The more they carried on the more frustrated I became. My anger over what was taking place broke through the original altercation to become part of it. Anyone walking by would have thought I was crazy with how wildly my arms were flying through the air with no one to receive the gestures.
And then, for no reason at all, I dropped to the ground right there in the parking lot. My knees had begged to hit the pavement and I left them there as I folded in, head bent, palms clasping the back of my neck. It's not the safest place to find yourself crying, but there I was just the same.

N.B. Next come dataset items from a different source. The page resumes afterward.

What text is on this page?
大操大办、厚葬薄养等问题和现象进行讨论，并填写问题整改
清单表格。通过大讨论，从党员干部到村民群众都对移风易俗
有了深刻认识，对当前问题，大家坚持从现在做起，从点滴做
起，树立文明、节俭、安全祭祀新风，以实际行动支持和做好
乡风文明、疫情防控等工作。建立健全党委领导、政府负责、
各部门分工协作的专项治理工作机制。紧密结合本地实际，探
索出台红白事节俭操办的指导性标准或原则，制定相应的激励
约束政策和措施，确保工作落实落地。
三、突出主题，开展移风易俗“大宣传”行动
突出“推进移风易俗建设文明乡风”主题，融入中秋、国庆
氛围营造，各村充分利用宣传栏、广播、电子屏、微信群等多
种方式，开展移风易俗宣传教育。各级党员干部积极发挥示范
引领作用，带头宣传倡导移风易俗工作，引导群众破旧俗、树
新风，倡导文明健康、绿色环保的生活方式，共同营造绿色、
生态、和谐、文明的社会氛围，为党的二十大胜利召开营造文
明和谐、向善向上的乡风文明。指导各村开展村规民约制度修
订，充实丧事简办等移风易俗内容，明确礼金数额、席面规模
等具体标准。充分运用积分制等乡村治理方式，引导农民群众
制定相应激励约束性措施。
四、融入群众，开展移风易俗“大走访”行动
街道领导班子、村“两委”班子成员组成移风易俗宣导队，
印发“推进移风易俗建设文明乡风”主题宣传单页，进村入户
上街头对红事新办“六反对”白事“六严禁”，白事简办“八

I think part of the reason I don't believe in fairy tales or happy endings is that I've written far too many of them in my lifetime. I easily have an entire book of daydreams and real scenes that could have ended with, "And she/they lived happily ever after". None of them ever happened. Nothing ever came close.
I've created many ways to end even this sad tale, but none are true to life. In the real story she walked home alone in the dark with air chilling the tears on her face. Nobody cared to notice.
One of the biggest problems with the imagination is that when you step out of it the real world can do nothing but disappoint you.
An entire year of my life gone, and for what? I don't like this game anymore.
Captured At:2139
October 28, 2005
While handing off a glass of water:
Liz: "Where's my lemon and straw?"
Dad: "In the restaurant where it belongs."
Yeah, it's good to be home...
Captured At: 106
October 31, 2005
Realizing it's nearly time to return to Florida is a bit of a bummer. The only other observation I have tonight is how surprising it is that I cannot come up with much more than that to say. A few times I found myself with an anxious feeling I didn't understand, but other than that the trip up here has been relaxing and enjoyable. I am very thankful to have such wonderful people in my family.
Dad carved pumpkins with me because nobody else would. Though I'm old enough to wield my own weapon for the surgery now, there was a time when he was the sole artisan forming faces into orange shells for three excited children who had their own ideas of what a jack o' lantern should look like. I can still see our old dining room table covered with newspapers as he worked...
I'll refrain from reliving the Halloween memories that spring to mind and instead leave a picture in the spirit of the holiday. True last year's masterpiece was cute, but every time I look over at the table and find this one sitting there I grin like the child I am. It's silly, yet at the same time entirely not. Again I'm awed by the power of the tiniest, simplest things.